Personalized Immunomodulatory Therapy for Atopic Dermatitis: An Allergist's View

Abstract

The current standard medical therapy for atopic dermatitis (AD) mainly focuses on symptomatic relief by controlling skin inflammation with topical corticosteroids and/or topical calcineurin inhibitors. However, the clinical efficacy of pharmacological therapy is often disappointing to both patients and physicians. The terminology of AD contains a historical meaning of eczematous dermatitis caused by hypersensitivity reaction to environmental inhalant or food allergen.
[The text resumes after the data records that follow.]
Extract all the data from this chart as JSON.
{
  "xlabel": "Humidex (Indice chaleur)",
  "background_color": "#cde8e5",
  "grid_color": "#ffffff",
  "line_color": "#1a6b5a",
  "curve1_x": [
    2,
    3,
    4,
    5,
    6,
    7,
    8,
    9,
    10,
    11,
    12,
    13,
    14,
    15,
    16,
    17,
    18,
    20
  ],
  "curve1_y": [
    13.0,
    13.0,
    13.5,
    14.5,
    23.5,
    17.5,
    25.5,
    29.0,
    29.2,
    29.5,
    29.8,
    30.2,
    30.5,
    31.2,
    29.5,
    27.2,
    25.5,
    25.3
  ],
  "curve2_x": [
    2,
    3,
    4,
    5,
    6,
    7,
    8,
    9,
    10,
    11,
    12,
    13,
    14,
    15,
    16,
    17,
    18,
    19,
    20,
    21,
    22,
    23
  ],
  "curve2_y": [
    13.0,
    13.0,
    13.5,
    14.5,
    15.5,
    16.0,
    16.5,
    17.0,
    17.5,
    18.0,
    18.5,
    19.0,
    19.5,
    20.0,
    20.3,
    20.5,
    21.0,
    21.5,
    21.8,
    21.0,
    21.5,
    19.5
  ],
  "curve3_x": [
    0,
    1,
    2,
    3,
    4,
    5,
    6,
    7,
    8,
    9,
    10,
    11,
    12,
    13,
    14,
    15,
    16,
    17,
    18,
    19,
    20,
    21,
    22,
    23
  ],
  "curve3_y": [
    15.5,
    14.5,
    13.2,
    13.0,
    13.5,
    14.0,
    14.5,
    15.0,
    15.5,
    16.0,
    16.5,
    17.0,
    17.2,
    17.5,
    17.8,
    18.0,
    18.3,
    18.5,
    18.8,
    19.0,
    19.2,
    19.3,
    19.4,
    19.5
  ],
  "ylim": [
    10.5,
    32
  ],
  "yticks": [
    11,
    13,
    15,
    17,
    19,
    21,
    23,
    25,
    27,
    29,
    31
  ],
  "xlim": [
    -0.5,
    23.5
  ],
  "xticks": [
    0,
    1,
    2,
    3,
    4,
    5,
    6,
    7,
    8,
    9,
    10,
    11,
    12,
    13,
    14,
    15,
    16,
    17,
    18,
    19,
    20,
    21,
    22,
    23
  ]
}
Complex interrelationships among genetic abnormalities, environmental triggers, skin barrier defects, and immune dysfunction resulting in a vicious domino-circle seem to be involved in the development and maintenance of AD. In the viewpoint of AD as an allergic disease, complete avoidance of clinically relevant allergen or induction of specific immune tolerance through administrations of allergen (allergen immunotherapy) can provide clinical remission by breaking the vicious domino-circle maintaining a chronic disease state. In recent clinical studies, monoclonal antibodies including the anti-interleukin-4 receptor antibody and anti-B cell antibody induced significant clinical improvements in patients with AD. The detailed characteristics of immune dysfunction are heterogeneous among patients with AD. Therefore, a personalized combination of immunomodulatory therapies to reduce hypersensitivity (allergen immunotherapy) and correct immune dysfunction (monoclonal antibody therapy) could be a reasonable therapeutic approach for patients with AD. Future immunomodulatory therapies for AD should be developed to achieve long-term treatment-free clinical remission by induction of immune tolerance.
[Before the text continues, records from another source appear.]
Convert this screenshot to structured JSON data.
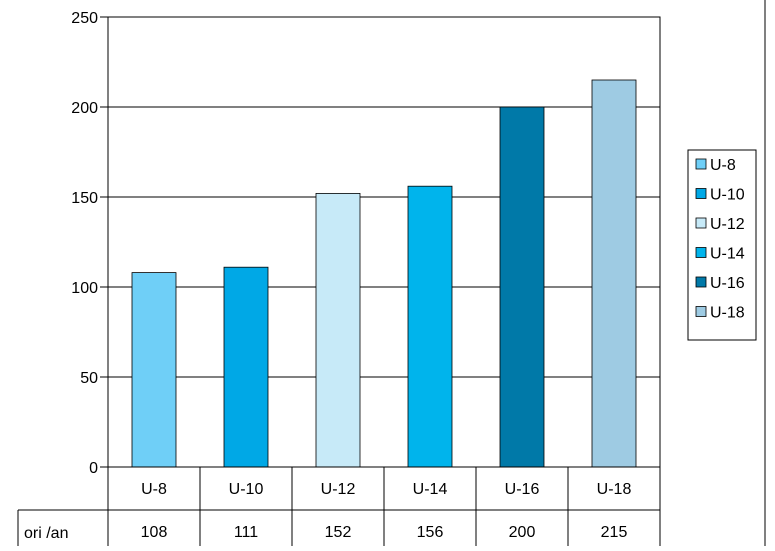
{
  "chart_data": {
    "type": "bar",
    "title": "",
    "xlabel": "",
    "ylabel": "",
    "categories": [
      "U-8",
      "U-10",
      "U-12",
      "U-14",
      "U-16",
      "U-18"
    ],
    "values": [
      108,
      111,
      152,
      156,
      200,
      215
    ],
    "ylim": [
      0,
      250
    ],
    "yticks": [
      "0",
      "50",
      "100",
      "150",
      "200",
      "250"
    ],
    "grid": true,
    "legend_position": "right",
    "data_table": {
      "row_label": "ori /an",
      "values": [
        "108",
        "111",
        "152",
        "156",
        "200",
        "215"
      ]
    },
    "series": [
      {
        "name": "U-8",
        "color": "#6fcff7"
      },
      {
        "name": "U-10",
        "color": "#00a8e6"
      },
      {
        "name": "U-12",
        "color": "#c7eaf8"
      },
      {
        "name": "U-14",
        "color": "#00b4ec"
      },
      {
        "name": "U-16",
        "color": "#0079a8"
      },
      {
        "name": "U-18",
        "color": "#9ecbe3"
      }
    ]
  }
}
Keywords: Allergens; Atopic dermatitis; Hypersensitivity; Immunomodulation; Therapeutics.

Fig. 1. One-way vertical flow pathogenesis model of atopic dermatitis.
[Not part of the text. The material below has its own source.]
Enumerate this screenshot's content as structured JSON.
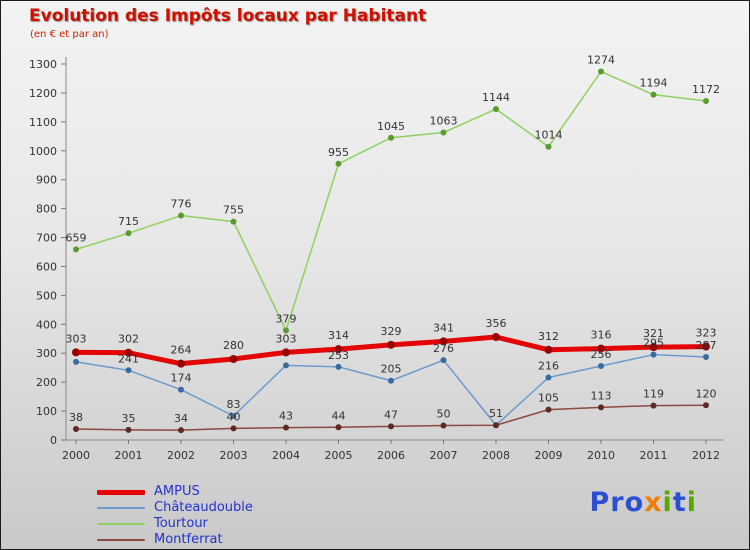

This vertical model suggests that (1) environmental toxicants (e.g., volatile inorganic chemicals, air pollution, and food additives) induce immune dysfunction and hypersensitivity in genetically susceptible human subjects by decreasing the threshold for developing hypersensitivity reaction to environmental allergens and irritants; and (2) exposure to the allergens and/or irritants induces hypersensitivity reaction, chronic skin inflammation, skin barrier defect, and clinical manifestations of atopic dermatitis (pruritus and eczema). In this model, multiple modalities could be introduced to block multiple elements in the pathogenetic pathway for the treatment of atopic dermatitis. In addition, blocking the upper stream of the pathogenetic pathway of this model might be a more effective and fundamental therapeutic approach than blocking the lower stream of the pathogenetic pathway.

Fig. 2. "Domino theory".

A vicious domino-circle formed from negative interactions among multiple pathogenetic elements is essential for the development and maintenance of atopic dermatitis, and if one of the pathogenetic elements (e.g., environmental triggers, immune dysfunction, skin inflammation, or skin barrier defects) can be sufficiently controlled to break the vicious domino-circle, then clinical remission of atopic dermatitis could be possible.